Il Sole 24 Ore, 6 dicembre 2015
L’Italia importa più acciaio di quanto produce
Non c’è linea del Piave che tenga nell’acciaio italiano. Lo straniero sta passando, soprattutto nel 2016. Lo certificano i dati di Federacciai. Nei primi otto mesi dell’anno le importazioni di laminati piani in Italia sono aumentate del 25 per cento. Nel periodo analizzato i trasformatori italiani hanno acquistato più di otto milioni di tonnellate di acciaio straniero. La metà proviene dall’area dell’euro, un’altra metà (con un incremento di oltre il 50 per cento da gennaio ad agosto) dai paesi extra Ue. Praticamente s’importa più di quanto si produce: nei primi nove mesi dell’anno i piani prodotti in Italia sono stati pari a 7,7 milioni di tonnellate, contro i circa 11 milioni del 2012.
Come paventato dai principali operatori due anni fa, il mercato ha già dato un responso al venire meno dell’Ilva come player storico sul mercato italiano dei piani. E questa risposta arriva dall’estero: player europei, ma anche operatori ucraini, russi, cinesi e iraniani, come confermano i dati Istat, sono corsi in questi mesi a colmare lo spazio libero lasciato dal gigante tarantino, costretto ai frequenti “stop and go” per la manutenzione degli impianti.

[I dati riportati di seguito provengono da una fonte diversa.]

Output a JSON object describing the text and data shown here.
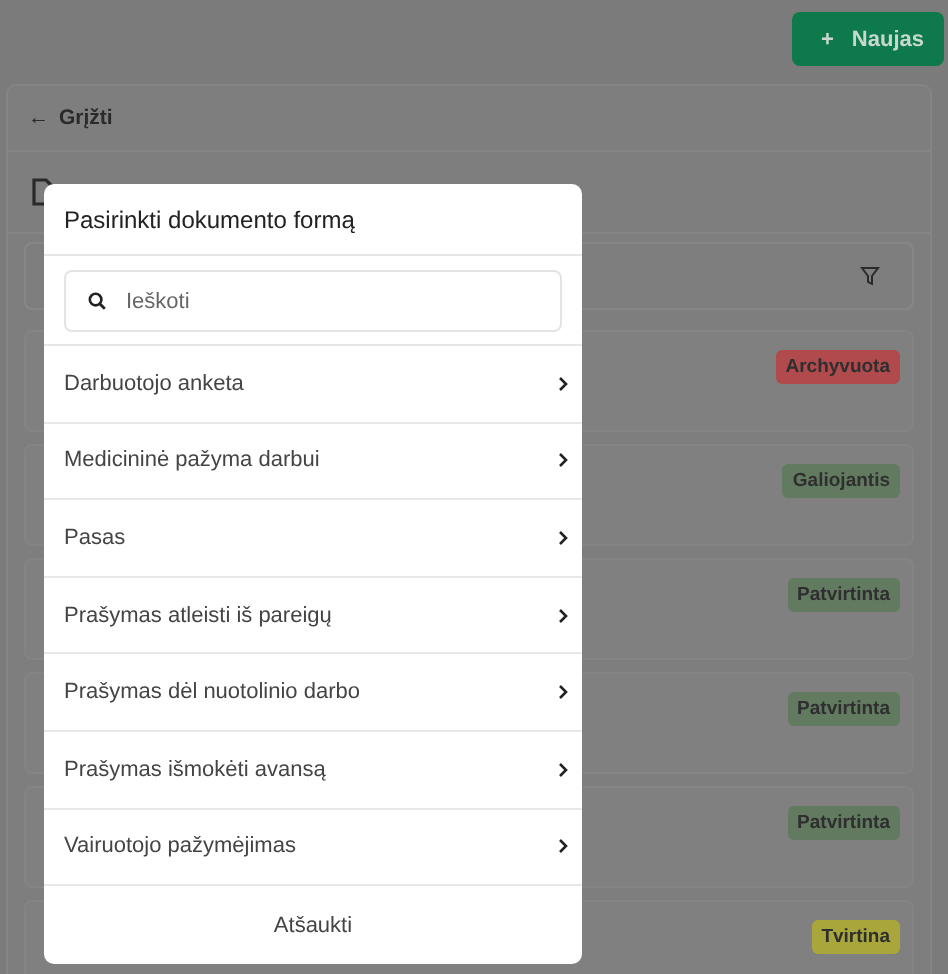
{
  "toolbar": {
    "new_button": {
      "icon": "+",
      "label": "Naujas"
    }
  },
  "back_link": {
    "icon": "←",
    "label": "Grįžti"
  },
  "documents": [
    {
      "status": "Archyvuota",
      "color": "#b04a4d"
    },
    {
      "status": "Galiojantis",
      "color": "#627a60"
    },
    {
      "status": "Patvirtinta",
      "color": "#627a60"
    },
    {
      "status": "Patvirtinta",
      "color": "#627a60"
    },
    {
      "status": "Patvirtinta",
      "color": "#627a60"
    },
    {
      "status": "Tvirtina",
      "color": "#a9a63c"
    }
  ],
  "modal": {
    "title": "Pasirinkti dokumento formą",
    "search": {
      "placeholder": "Ieškoti"
    },
    "items": [
      {
        "label": "Darbuotojo anketa"
      },
      {
        "label": "Medicininė pažyma darbui"
      },
      {
        "label": "Pasas"
      },
      {
        "label": "Prašymas atleisti iš pareigų"
      },
      {
        "label": "Prašymas dėl nuotolinio darbo"
      },
      {
        "label": "Prašymas išmokėti avansą"
      },
      {
        "label": "Vairuotojo pažymėjimas"
      }
    ],
    "cancel_button": "Atšaukti"
  }
}
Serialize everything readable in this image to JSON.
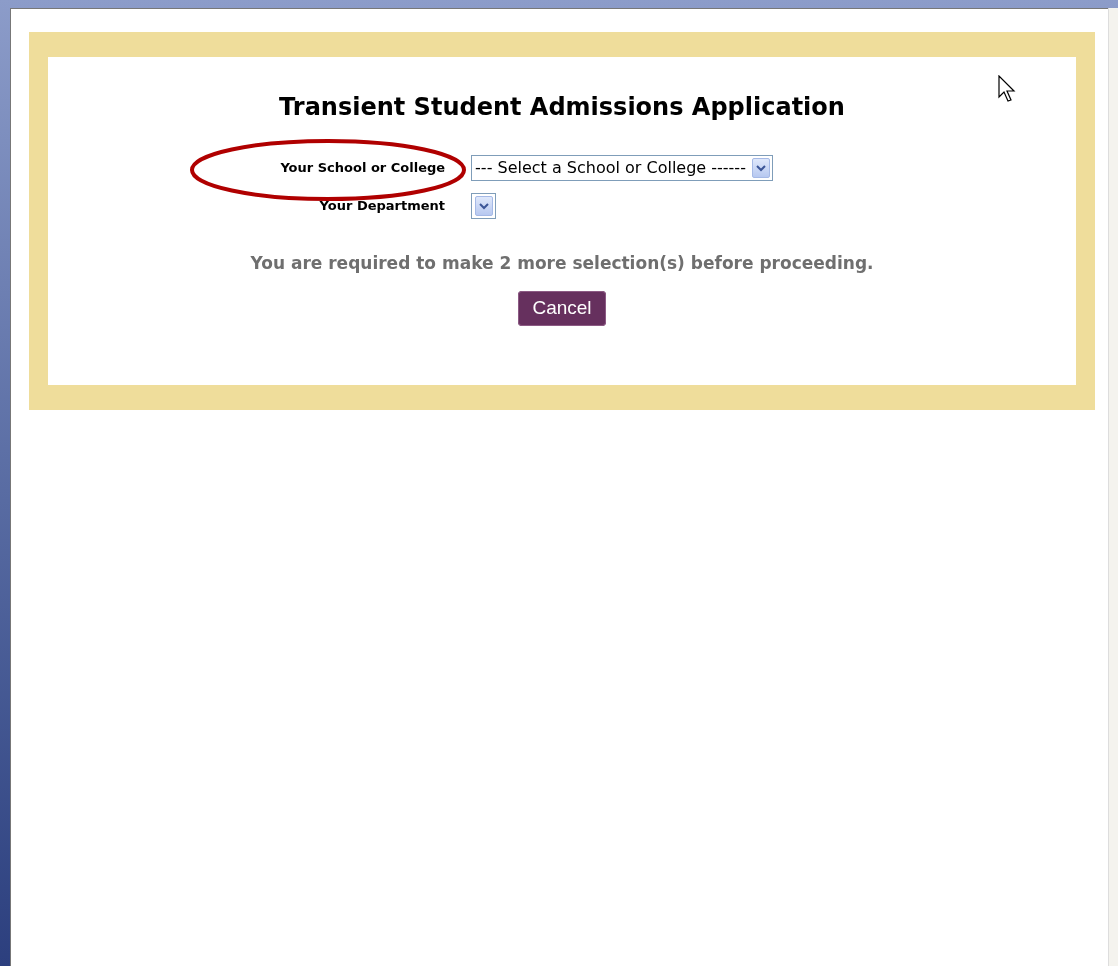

Un grande cliente di Ilva come Marcegaglia ha affermato di essere stato tra i principali responsabili della recente esplosione (l’Italia è sempre stato un paese compratore, ma mai a questi livelli) delle importazioni in Italia, confermando che lo snodo è tutto lì, tra i (pochi) coils rimasti sui piazzali a Taranto. Tra le pieghe dell’ultimo bilancio di Marcegaglia si legge tra l’altro anche tutta la difficoltà, nella gestione del magazzino e di conseguenza degli oneri finanziari, che può comportare il cambio in corsa delle nuove forniture. Il presidente del gruppo mantovano, Antonio Marcegaglia, ha dichiarato recentemente al Sole 24 ore l’intenzione di tornare «al battente originario» delle forniture Ilva. Ma solo se saranno garantite «qualità, gamma e continuità».
Non sarà facile. Le difficoltà dell’Ilva coincidono con una fase di estrema difficoltà del mercato dell’acciaio globale. Secondo le ultime rilevazioni di Worldsteel la produzione nei primi dieci dell’anno è in flessione del 2,5 per cento, penalizzata soprattutto dalle scelte di rallentamento dei grandi produttori asiatici. Tutto il mondo vive una fase di sovracapacità produttiva e la Cina (da sola vale 675 milioni di tonnellate, vale a dire la metà della produzione complessiva di acciaio nel mondo) sta riversando i suoi prodotti sui mercati esteri irritando tutta la siderurgia europea per pratiche giudicate in larga parte commercialmente scorrette. Ricostruire un clima di fiducia e una continuità di rapporti con i fornitori è arduo con una concorrenza così aggressiva, anche e soprattutto per un operatore come Ilva, che in questi anni è passato attraverso cambiamenti dell’assetto proprietario, stravolgimenti nelle linee di governo strategico, continue sostituzioni della squadra manageriale.
Se e quando il gigante tarantino si sveglierà dal suo sonno, troverà un mercato che non è più quello che conosceva Emilio Riva all’inizio degli anni Novanta. L’Italia è ormai fuori dalla top ten dei produttori mondiali di acciaio (dominata dai già citati colossi asiatici) ed è ormai un mercato regionale, che cerca di riposizionarsi sulle specialties per non rimanere schiacciata dalla logica dei grandi numeri. Anche una eventuale cessione dell’Ilva sarà inevitabilmente un’operazione da leggere in questa chiave: c’è chi (all’estero) spera possa risolversi in un alleggerimento della capacità produttiva installata nel mercato europeo. Per l’Italia manifatturiera (e non solo per l’acciaio) sarebbe però una sconfitta pesante, soprattutto in un momento storico come quello attuale, in cui la filiera dei consumatori a valle, a partire dall’industria legata all’automotive, sta mostrando i primi segnali di ripresa.